Tatiana Fernandez Geara, Everyday Latin America, @tatiluka: After years of working as a graphic designer and photographer in advertising, Tatiana Fernandez started documenting the lives of ordinary people. Based in Santo Domingo, Dominican Republic, she works as a freelance photojournalist for local clients and international media outlets. She got her master’s degree in photojournalism at the University of Missouri. While in graduate school, she started telling stories through moving images. Her MA final project was a short multimedia piece that later became her first feature-length documentary film: “Nana” (English title: “Nanny”) about the lives of Dominican live-in nannies. The film is currently in the festival circuit.

GT: Tell me about your Instagram feed. What’s your intent?  What do you strive to show with Everyday life? Why is it important for you to be making this kind of work?tatiana-headshot

Tatiana Fernandez Geara: My Instagram feed is a combination of reportage but also personal diary. It’s my break from my professional work as a journalist. I publish photos of whatever I find visually interesting. So they may not be newsworthy for other outlets, but they’re moments I like to share with friends in a “Hey, look what I just came across of today” way. I think we’re all usually living our everyday life bored of doing and seeing the same things over and over again. And then one day a ray of light hits a plant in an unusual way, or a truck stops next to you in traffic and a pig sticks its head looking at you out the back… You just have to notice it, wake up and feel inspired to see life  differently again.

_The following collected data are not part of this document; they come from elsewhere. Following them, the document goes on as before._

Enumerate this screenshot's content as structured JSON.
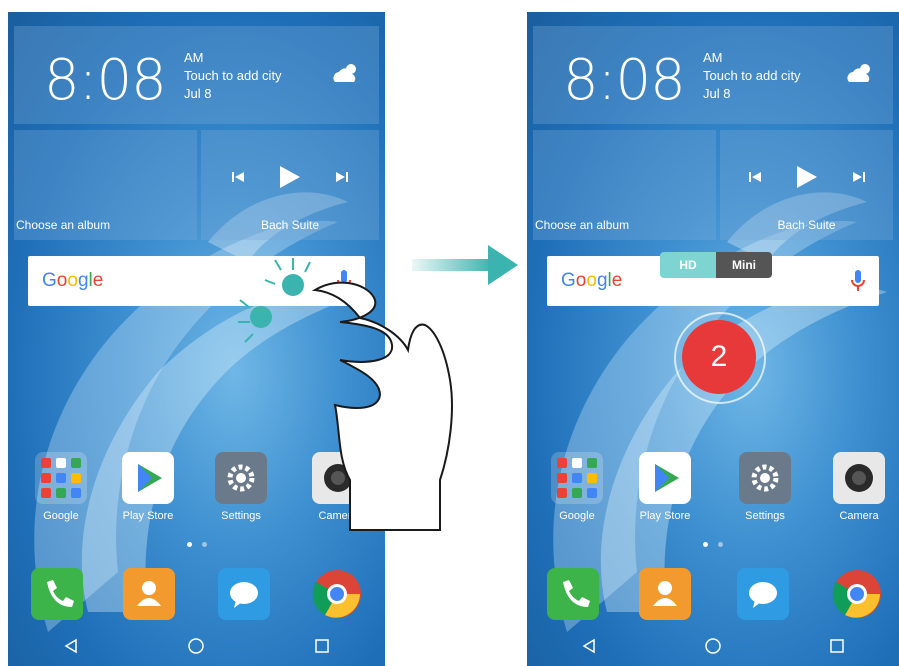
{
  "clock": {
    "time": "8:08",
    "ampm": "AM",
    "city_prompt": "Touch to add city",
    "date": "Jul 8"
  },
  "widgets": {
    "gallery_label": "Choose an album",
    "music_label": "Bach Suite"
  },
  "search": {
    "logo": "Google"
  },
  "apps": [
    {
      "label": "Google",
      "icon": "google-folder-icon"
    },
    {
      "label": "Play Store",
      "icon": "play-store-icon"
    },
    {
      "label": "Settings",
      "icon": "settings-gear-icon"
    },
    {
      "label": "Camera",
      "icon": "camera-icon"
    }
  ],
  "dock": [
    {
      "icon": "phone-icon",
      "color": "#3cb44a"
    },
    {
      "icon": "contacts-icon",
      "color": "#f29a2e"
    },
    {
      "icon": "messages-icon",
      "color": "#2f9be3"
    },
    {
      "icon": "chrome-icon",
      "color": "#ffffff"
    }
  ],
  "screen_record": {
    "hd_label": "HD",
    "mini_label": "Mini",
    "countdown": "2"
  },
  "colors": {
    "accent_teal": "#3bb3ae",
    "countdown_red": "#e8393a"
  }
}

GT: What are some of the common stereotypes in Dominican Republic and Latin America that you see or hear in the mainstream media?

TFG: Violence, drugs and poverty are the common stereotypes in the media when it comes to covering Latin America.

Ahmad Mousa, Everyday MiddleEast/Iraq, @ahmadmousaBorn in 1991 in Iraq,  Ahmad Mousa is a photographer and a video reporter. His work has appeared in Time magazine, the Washington Post, New York Times, the Guardian and elsewhere.

GT: Tell me about your Instagram feed. What’s your intent?  What do you strive to show with Everyday life? Why is it important for you to be making this kind of work?

AhmadMousa
Photo credit: Sara Leana Ahmad

Ahmad Mousa: My Instagram feed is my own stage where I can post what I like on it, and the fact the people interact with the pictures, write comments and give feedback makes me happy in a way that keeps me doing mobile photography. I try to show pictures from different aspects and angles in my society and the country. What is important for me is the story behind the picture, the artistic way of taking it and the documentation for its moment.

GT: What’s your goal and vision as a photojournalist using Instagram?

AM: I love photography and it’s been always a hobby and interest until it became a profession. With a mobile phone, I can take pictures of day life scenes from Iraq and share them with thousands of followers, and the feedback I get is very supportive. [The commenters] give me motivation to post more pictures. Much of my work is news-focused and Instagram gives me the opportunity to express my personal vision and love for photography.

These interviews have been edited for length and clarity.